Gantz recently made another appeal for the transcripts’ release, this time to the new prime minister, Naftali Bennett. Given the fears of another wave of the virus, as well as his campaigns to improve the government’s handling of the pandemic, Bennett ought to order the transcripts released and conduct any meetings on the subject henceforth with maximal transparency. This is also important in order to increase public confidence in the government by making it clear that the current cabinet doesn’t share the Netanyahu’s government’s culture of secrecy.

Nevertheless, a cabinet decision to release the material wouldn’t obviate the need for a decision in principle on a case that could change Israel’s culture of governmental transparency.

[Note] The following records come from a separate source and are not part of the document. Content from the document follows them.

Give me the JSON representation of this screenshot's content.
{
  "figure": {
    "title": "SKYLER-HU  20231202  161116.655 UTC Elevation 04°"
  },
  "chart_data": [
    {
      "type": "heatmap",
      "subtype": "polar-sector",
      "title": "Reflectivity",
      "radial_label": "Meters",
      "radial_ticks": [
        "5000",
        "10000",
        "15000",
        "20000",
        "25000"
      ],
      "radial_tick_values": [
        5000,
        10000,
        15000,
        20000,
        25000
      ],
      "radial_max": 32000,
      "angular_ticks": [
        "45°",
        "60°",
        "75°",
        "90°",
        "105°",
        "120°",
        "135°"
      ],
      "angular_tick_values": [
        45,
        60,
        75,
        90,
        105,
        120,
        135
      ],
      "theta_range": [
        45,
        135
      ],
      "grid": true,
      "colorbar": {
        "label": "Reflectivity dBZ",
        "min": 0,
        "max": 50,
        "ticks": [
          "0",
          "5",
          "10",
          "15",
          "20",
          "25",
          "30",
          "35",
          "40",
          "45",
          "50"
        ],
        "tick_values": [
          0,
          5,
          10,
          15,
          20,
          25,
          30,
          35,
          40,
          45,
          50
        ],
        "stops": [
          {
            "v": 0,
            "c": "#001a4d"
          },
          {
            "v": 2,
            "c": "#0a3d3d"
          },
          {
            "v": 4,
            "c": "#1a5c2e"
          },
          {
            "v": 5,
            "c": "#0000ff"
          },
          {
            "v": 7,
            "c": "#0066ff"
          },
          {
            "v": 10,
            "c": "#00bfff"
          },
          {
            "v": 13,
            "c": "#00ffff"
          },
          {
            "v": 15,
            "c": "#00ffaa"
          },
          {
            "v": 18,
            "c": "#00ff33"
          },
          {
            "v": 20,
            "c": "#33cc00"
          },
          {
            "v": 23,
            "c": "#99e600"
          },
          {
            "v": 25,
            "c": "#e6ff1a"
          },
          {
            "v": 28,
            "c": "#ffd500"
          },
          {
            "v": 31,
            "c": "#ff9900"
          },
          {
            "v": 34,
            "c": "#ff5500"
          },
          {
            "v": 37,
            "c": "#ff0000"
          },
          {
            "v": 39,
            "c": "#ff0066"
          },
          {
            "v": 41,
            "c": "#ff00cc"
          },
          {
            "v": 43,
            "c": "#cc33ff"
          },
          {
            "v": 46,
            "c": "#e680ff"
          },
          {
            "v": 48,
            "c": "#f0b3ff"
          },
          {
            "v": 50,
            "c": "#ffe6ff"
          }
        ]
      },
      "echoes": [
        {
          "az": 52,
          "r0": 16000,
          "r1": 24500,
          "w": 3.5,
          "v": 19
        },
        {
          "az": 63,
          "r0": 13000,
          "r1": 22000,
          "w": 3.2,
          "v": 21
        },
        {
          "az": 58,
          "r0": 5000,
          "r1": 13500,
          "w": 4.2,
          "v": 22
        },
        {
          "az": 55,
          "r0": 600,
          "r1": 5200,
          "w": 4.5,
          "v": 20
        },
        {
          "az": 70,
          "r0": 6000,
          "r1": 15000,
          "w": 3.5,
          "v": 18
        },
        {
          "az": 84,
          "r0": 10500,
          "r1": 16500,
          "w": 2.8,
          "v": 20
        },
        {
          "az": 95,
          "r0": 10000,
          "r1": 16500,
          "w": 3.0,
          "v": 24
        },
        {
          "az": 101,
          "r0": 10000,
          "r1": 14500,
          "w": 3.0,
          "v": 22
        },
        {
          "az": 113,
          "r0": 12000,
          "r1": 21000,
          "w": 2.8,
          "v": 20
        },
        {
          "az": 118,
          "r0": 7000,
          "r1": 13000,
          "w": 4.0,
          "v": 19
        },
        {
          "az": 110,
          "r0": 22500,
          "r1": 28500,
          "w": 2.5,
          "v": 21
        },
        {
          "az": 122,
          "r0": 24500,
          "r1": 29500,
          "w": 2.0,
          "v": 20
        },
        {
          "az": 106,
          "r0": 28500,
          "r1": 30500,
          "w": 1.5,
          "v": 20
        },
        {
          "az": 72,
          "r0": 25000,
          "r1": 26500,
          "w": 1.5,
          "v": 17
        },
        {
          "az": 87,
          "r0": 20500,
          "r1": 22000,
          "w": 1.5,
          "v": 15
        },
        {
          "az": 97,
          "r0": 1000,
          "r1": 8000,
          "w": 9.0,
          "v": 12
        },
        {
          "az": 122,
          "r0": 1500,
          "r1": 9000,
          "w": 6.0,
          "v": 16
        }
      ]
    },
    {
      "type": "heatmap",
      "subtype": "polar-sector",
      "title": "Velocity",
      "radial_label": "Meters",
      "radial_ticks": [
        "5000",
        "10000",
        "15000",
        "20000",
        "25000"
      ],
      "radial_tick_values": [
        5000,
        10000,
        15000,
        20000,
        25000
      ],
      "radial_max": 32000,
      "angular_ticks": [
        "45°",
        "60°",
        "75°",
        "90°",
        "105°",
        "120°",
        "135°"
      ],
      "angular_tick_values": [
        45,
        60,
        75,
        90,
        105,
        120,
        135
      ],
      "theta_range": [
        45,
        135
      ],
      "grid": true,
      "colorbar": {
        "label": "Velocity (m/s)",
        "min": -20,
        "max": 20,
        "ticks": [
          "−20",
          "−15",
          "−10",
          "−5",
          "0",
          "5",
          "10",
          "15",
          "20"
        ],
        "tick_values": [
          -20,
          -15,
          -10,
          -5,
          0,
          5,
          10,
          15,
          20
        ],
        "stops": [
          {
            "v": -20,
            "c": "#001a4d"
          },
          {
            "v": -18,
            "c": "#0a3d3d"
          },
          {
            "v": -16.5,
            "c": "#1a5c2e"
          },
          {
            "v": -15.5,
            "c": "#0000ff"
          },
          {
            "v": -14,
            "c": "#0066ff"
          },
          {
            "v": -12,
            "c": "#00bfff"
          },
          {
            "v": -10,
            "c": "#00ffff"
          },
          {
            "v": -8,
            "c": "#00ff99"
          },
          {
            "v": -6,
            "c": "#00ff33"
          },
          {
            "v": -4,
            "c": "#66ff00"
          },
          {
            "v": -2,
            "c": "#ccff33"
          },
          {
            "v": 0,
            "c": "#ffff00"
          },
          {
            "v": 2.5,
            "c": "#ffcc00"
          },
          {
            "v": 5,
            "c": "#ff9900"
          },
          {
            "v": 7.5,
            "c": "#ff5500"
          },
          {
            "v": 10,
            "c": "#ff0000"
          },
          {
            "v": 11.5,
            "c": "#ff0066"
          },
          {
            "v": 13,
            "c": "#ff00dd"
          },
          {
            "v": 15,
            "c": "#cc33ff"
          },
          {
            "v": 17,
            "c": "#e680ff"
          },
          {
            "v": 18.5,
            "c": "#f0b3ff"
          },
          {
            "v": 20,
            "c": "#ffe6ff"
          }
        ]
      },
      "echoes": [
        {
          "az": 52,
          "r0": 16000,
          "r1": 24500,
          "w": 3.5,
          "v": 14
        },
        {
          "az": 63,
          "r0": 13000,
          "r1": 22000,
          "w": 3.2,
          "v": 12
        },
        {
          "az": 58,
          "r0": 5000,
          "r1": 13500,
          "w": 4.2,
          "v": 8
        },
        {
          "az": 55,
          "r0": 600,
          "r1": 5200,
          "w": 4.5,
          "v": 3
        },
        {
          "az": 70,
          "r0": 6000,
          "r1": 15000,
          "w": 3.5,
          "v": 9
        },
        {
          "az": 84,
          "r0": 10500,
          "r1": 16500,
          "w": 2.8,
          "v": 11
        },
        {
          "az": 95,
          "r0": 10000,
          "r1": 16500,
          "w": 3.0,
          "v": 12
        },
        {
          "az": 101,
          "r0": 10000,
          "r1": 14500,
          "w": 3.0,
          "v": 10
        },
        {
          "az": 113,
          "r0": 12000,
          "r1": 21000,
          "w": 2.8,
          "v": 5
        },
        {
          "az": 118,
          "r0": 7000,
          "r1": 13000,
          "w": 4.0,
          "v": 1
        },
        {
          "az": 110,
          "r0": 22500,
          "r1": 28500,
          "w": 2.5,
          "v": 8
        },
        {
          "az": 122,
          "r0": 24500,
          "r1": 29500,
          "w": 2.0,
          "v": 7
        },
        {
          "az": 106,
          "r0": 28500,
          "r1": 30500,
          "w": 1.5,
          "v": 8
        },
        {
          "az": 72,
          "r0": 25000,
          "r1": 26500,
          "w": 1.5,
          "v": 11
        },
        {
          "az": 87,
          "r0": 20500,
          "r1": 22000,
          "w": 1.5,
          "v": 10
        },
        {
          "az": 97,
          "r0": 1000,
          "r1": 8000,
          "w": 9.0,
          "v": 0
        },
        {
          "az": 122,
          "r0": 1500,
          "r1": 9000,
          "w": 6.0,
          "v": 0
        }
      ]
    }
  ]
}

During last week’s decisive hearing at the Supreme Court, court president Esther Hayut told the government’s attorney that “The Basic Law on the Government teaches the opposite of the existing practice. You make transcripts, but you never release any of them.”

She also said the government had failed to consider each case on its merits, “even though the law allows it to use its discretion.”

We must therefore hope the court won’t leave the decision to the cabinet, but will rule in favor of releasing the transcripts out of a principled opposition to unacceptable concealment.